The final T-Shirt was cut at Fruit of the Loom's Ballymacarry plant in Buncrana, Co Donegal, yesterday as the remaining 40 production workers clocked out for the last time shortly after 11am.
Workers on the cutting-room floor listened to words of gratitude from production manager Martin McLaughlin, before exiting to the car park and the waiting media.
Owen Bradley, from Cockhill, Lawrence Hegarty, from Inch, and Shane Galvin, from Buncrana - all with between 14 and 18 years' experience at the factory - were among the first group to leave.
They said that they were happy enough with their redundancy packages, adding that they were going to take a couple of weeks off before making any decisions on future employment.

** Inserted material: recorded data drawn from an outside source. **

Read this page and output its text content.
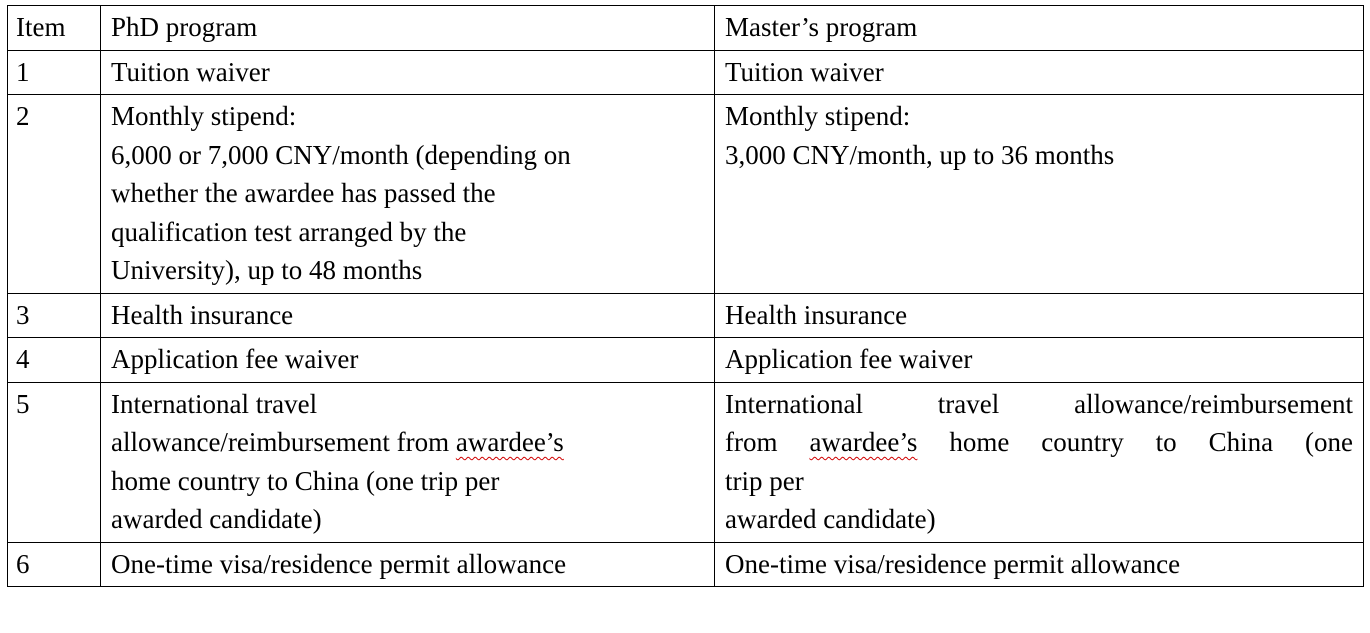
Item	PhD program	Master’s program
1	Tuition waiver	Tuition waiver

2	Monthly stipend:
6,000 or 7,000 CNY/month (depending on
whether the awardee has passed the
qualification test arranged by the
University), up to 48 months	Monthly stipend:
3,000 CNY/month, up to 36 months

3	Health insurance	Health insurance

4	Application fee waiver	Application fee waiver

5	International travel
allowance/reimbursement from awardee’s
home country to China (one trip per
awarded candidate)	International travel allowance/reimbursement
from awardee’s home country to China (one
trip per
awarded candidate)

6	One-time visa/residence permit allowance	One-time visa/residence permit allowance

Another worker, Michael McLaughlin, said: "The feeling around here's not good; that there's nothing being done - we're being shown the door and that's it."
Christine Burke, a waste department worker, said although she had good times and bad times, she was sad to be leaving.

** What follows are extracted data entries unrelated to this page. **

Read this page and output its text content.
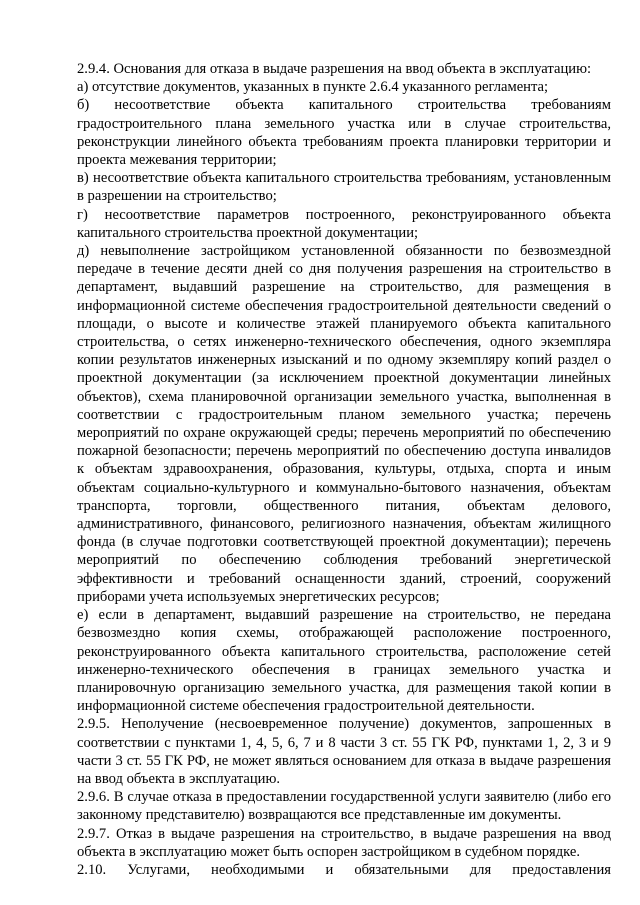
2.9.4. Основания для отказа в выдаче разрешения на ввод объекта в эксплуатацию:

а) отсутствие документов, указанных в пункте 2.6.4 указанного регламента;

б) несоответствие объекта капитального строительства требованиям градостроительного плана земельного участка или в случае строительства, реконструкции линейного объекта требованиям проекта планировки территории и проекта межевания территории;

в) несоответствие объекта капитального строительства требованиям, установленным в разрешении на строительство;

г) несоответствие параметров построенного, реконструированного объекта капитального строительства проектной документации;

д) невыполнение застройщиком установленной обязанности по безвозмездной передаче в течение десяти дней со дня получения разрешения на строительство в департамент, выдавший разрешение на строительство, для размещения в информационной системе обеспечения градостроительной деятельности сведений о площади, о высоте и количестве этажей планируемого объекта капитального строительства, о сетях инженерно-технического обеспечения, одного экземпляра копии результатов инженерных изысканий и по одному экземпляру копий раздел о проектной документации (за исключением проектной документации линейных объектов), схема планировочной организации земельного участка, выполненная в соответствии с градостроительным планом земельного участка; перечень мероприятий по охране окружающей среды; перечень мероприятий по обеспечению пожарной безопасности; перечень мероприятий по обеспечению доступа инвалидов к объектам здравоохранения, образования, культуры, отдыха, спорта и иным объектам социально-культурного и коммунально-бытового назначения, объектам транспорта, торговли, общественного питания, объектам делового, административного, финансового, религиозного назначения, объектам жилищного фонда (в случае подготовки соответствующей проектной документации); перечень мероприятий по обеспечению соблюдения требований энергетической эффективности и требований оснащенности зданий, строений, сооружений приборами учета используемых энергетических ресурсов;

е) если в департамент, выдавший разрешение на строительство, не передана безвозмездно копия схемы, отображающей расположение построенного, реконструированного объекта капитального строительства, расположение сетей инженерно-технического обеспечения в границах земельного участка и планировочную организацию земельного участка, для размещения такой копии в информационной системе обеспечения градостроительной деятельности.

2.9.5. Неполучение (несвоевременное получение) документов, запрошенных в соответствии с пунктами 1, 4, 5, 6, 7 и 8 части 3 ст. 55 ГК РФ, пунктами 1, 2, 3 и 9 части 3 ст. 55 ГК РФ, не может являться основанием для отказа в выдаче разрешения на ввод объекта в эксплуатацию.

2.9.6. В случае отказа в предоставлении государственной услуги заявителю (либо его законному представителю) возвращаются все представленные им документы.

2.9.7. Отказ в выдаче разрешения на строительство, в выдаче разрешения на ввод объекта в эксплуатацию может быть оспорен застройщиком в судебном порядке.

2.10. Услугами, необходимыми и обязательными для предоставления
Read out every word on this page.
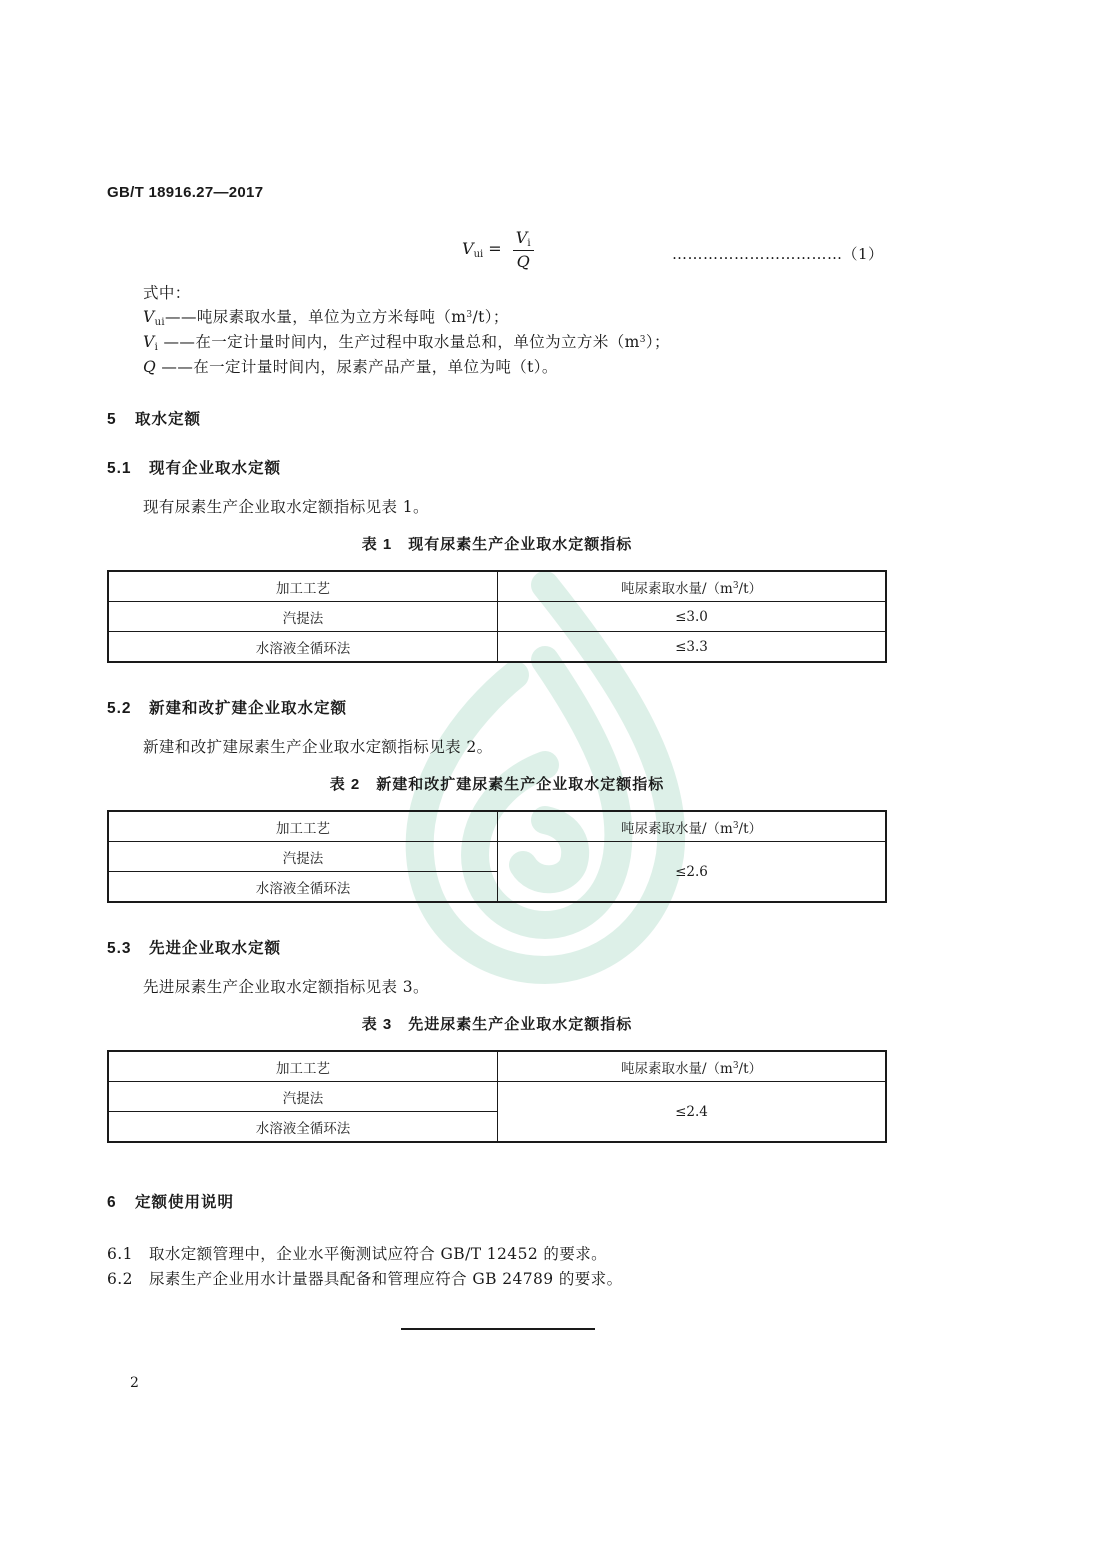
GB/T 18916.27—2017
$V_{ui} = \frac{V_i}{Q}$	……………………………（1）
式中：
Vui——吨尿素取水量，单位为立方米每吨$(m^3/t)$；
Vi ——在一定计量时间内，生产过程中取水量总和，单位为立方米$(m^3)$；
Q ——在一定计量时间内，尿素产品产量，单位为吨（t）。
5 取水定额
5.1 现有企业取水定额
现有尿素生产企业取水定额指标见表 1。
表 1　现有尿素生产企业取水定额指标
加工工艺	吨尿素取水量$/(m^3/t)$
汽提法	≤3.0
水溶液全循环法	≤3.3
5.2 新建和改扩建企业取水定额
新建和改扩建尿素生产企业取水定额指标见表 2。
表 2　新建和改扩建尿素生产企业取水定额指标
加工工艺	吨尿素取水量$/(m^3/t)$
汽提法	≤2.6
水溶液全循环法	
5.3 先进企业取水定额
先进尿素生产企业取水定额指标见表 3。
表 3　先进尿素生产企业取水定额指标
加工工艺	吨尿素取水量$/(m^3/t)$
汽提法	≤2.4
水溶液全循环法	
6 定额使用说明
6.1 取水定额管理中，企业水平衡测试应符合 GB/T 12452 的要求。
6.2 尿素生产企业用水计量器具配备和管理应符合 GB 24789 的要求。
2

Ms Burke, from Westbrook, has worked at Fruit of the Loom for the last 27 years.
She has no new job lined up but has completed a Fás course and will be doing another in computers in September.
The mayor of Buncrana, Pádraig MacLochlainn, said: "This is the arrival of the inevitable; it's been well flagged over a long period of time.
"The economic reasons are not argued; what is argued in Buncrana, Inishowen and the wider Donegal area is that the strategy from central government to create jobs and regenerate this whole region has been badly lacking."
Fruit of the Loom employed over 3,000 people in Buncrana at its height. In 2004 it announced that manufacturing would be relocating to Morocco.